The UK’s top financial regulator has engaged directly with the boards of some high street banks for failing to pass on interest rate rises to savers as swiftly as hikes have been foisted on borrowers, intensifying the pressure on lenders which will soon have a legal duty to act in their customers best interest.
Nikhil Rathi, chief executive of the Financial Conduct Authority, told the Treasury select committee on Wednesday afternoon, that the regulator was pushing banks to act ahead of new consumer protection rules that come into force in July when they will have “nowhere to hide”.
He told MPs: “We’ve already raised this specific issue [of the speed of rate rises], with, in some cases boards of banks, so it’s firmly on their agenda. We expect them to be looking at it. We certainly don’t want to be raising it [with boards] repeatedly.”

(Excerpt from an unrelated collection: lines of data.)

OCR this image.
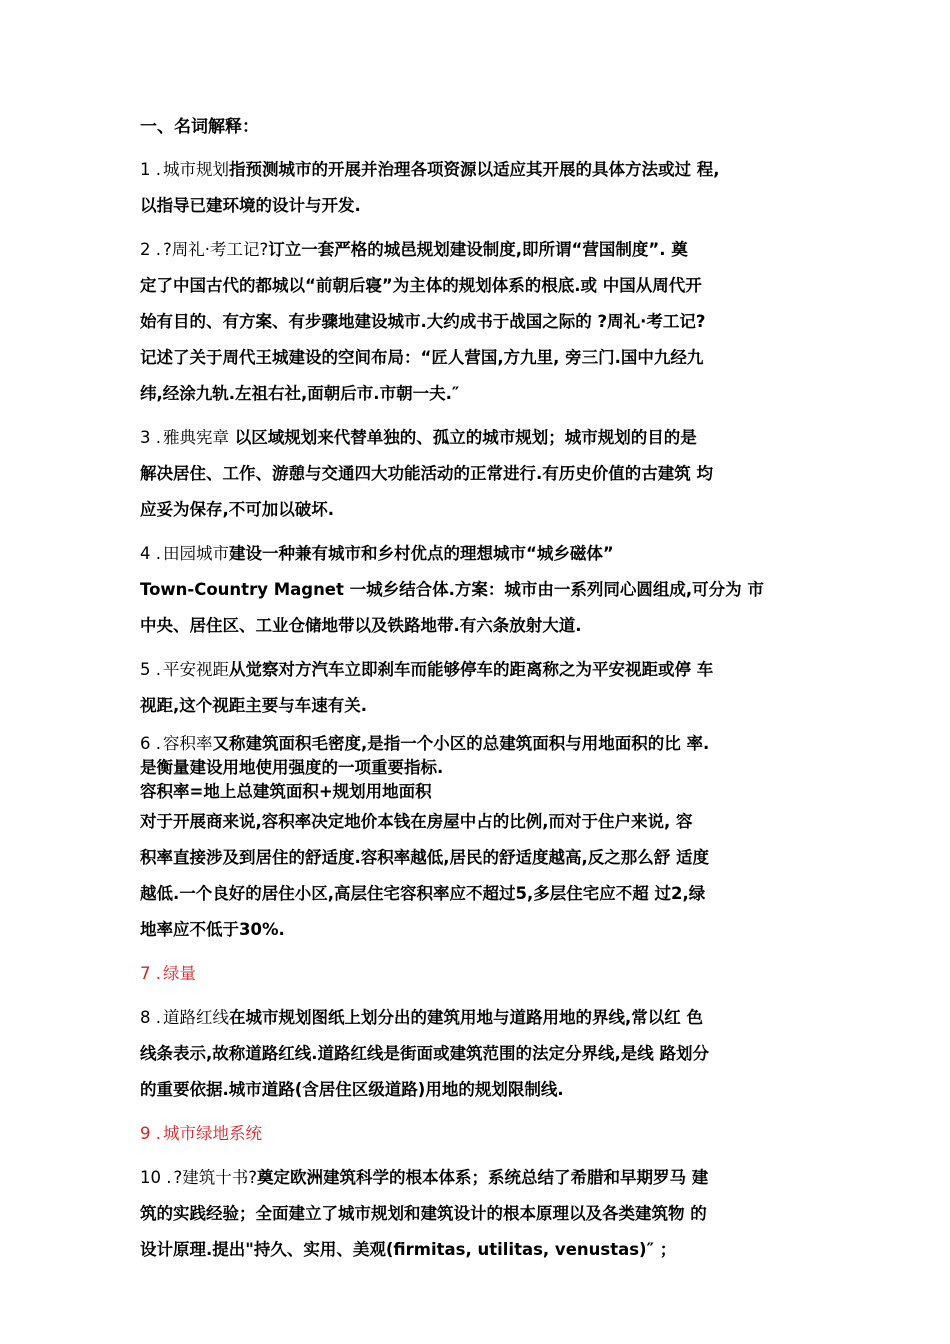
一、名词解释：
1 . 城市规划指预测城市的开展并治理各项资源以适应其开展的具体方法或过 程,
以指导已建环境的设计与开发.
2 . ?周礼·考工记?订立一套严格的城邑规划建设制度,即所谓“营国制度”. 奠
定了中国古代的都城以“前朝后寝”为主体的规划体系的根底.或 中国从周代开
始有目的、有方案、有步骤地建设城市.大约成书于战国之际的 ?周礼·考工记?
记述了关于周代王城建设的空间布局：“匠人营国,方九里, 旁三门.国中九经九
纬,经涂九轨.左祖右社,面朝后市.市朝一夫.″
3 . 雅典宪章 以区域规划来代替单独的、孤立的城市规划；城市规划的目的是
解决居住、工作、游憩与交通四大功能活动的正常进行.有历史价值的古建筑 均
应妥为保存,不可加以破坏.
4 . 田园城市建设一种兼有城市和乡村优点的理想城市“城乡磁体”
Town-Country Magnet 一城乡结合体.方案：城市由一系列同心圆组成,可分为 市
中央、居住区、工业仓储地带以及铁路地带.有六条放射大道.
5 . 平安视距从觉察对方汽车立即刹车而能够停车的距离称之为平安视距或停 车
视距,这个视距主要与车速有关.
6 . 容积率又称建筑面积毛密度,是指一个小区的总建筑面积与用地面积的比 率.
是衡量建设用地使用强度的一项重要指标.
容积率=地上总建筑面积+规划用地面积
对于开展商来说,容积率决定地价本钱在房屋中占的比例,而对于住户来说, 容
积率直接涉及到居住的舒适度.容积率越低,居民的舒适度越高,反之那么舒 适度
越低.一个良好的居住小区,高层住宅容积率应不超过5,多层住宅应不超 过2,绿
地率应不低于30%.
7 . 绿量
8 . 道路红线在城市规划图纸上划分出的建筑用地与道路用地的界线,常以红 色
线条表示,故称道路红线.道路红线是街面或建筑范围的法定分界线,是线 路划分
的重要依据.城市道路(含居住区级道路)用地的规划限制线.
9 . 城市绿地系统
10 . ?建筑十书?奠定欧洲建筑科学的根本体系；系统总结了希腊和早期罗马 建
筑的实践经验；全面建立了城市规划和建筑设计的根本原理以及各类建筑物 的
设计原理.提出"持久、实用、美观(firmitas, utilitas, venustas)″ ；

The FCA wrote to bank chief executives in February warning the regulator was monitoring them for any unfair treatment of customers, such as raising the interest rates on products like mortgages without passing on corresponding increases to those with money on deposit.
“We do not set prices . . . but we do have an objective to make sure that markets operate with competition and in the interests of consumers,” Rathi told MPs.
He said the FCA was examining areas such as whether banks were using “customer inertia” that stops them from shopping around for better deposit rates, as a reason not to raise rates. Supervisors are also looking at whether banks’ governance practices are “encouraging decisions on mortgages to be made faster than on savings”. “In some cases we have seen that,” Rathi added.
Bank of England data shows that the average interest rate on a two year fixed rate mortgage with a loan to value of 60 per cent has risen from 1.39 per cent at the end of 2021 to 4.72 per cent now. The average interest rate on instant access deposits has risen from 0.11 per cent to 1.63 per cent over the same period.
Senior executives of the UK’s top four banks were heavily criticised last month by members of the Treasury select committee for not moving fast enough to raise savings rates.
At Wednesday’s hearing, Rathi also said that the FCA had cut its estimate of how many people would be financially stretched to pay their mortgages by the end of June 2024 from 570,000 in November to 356,000 “because of just how fast these markets are moving”.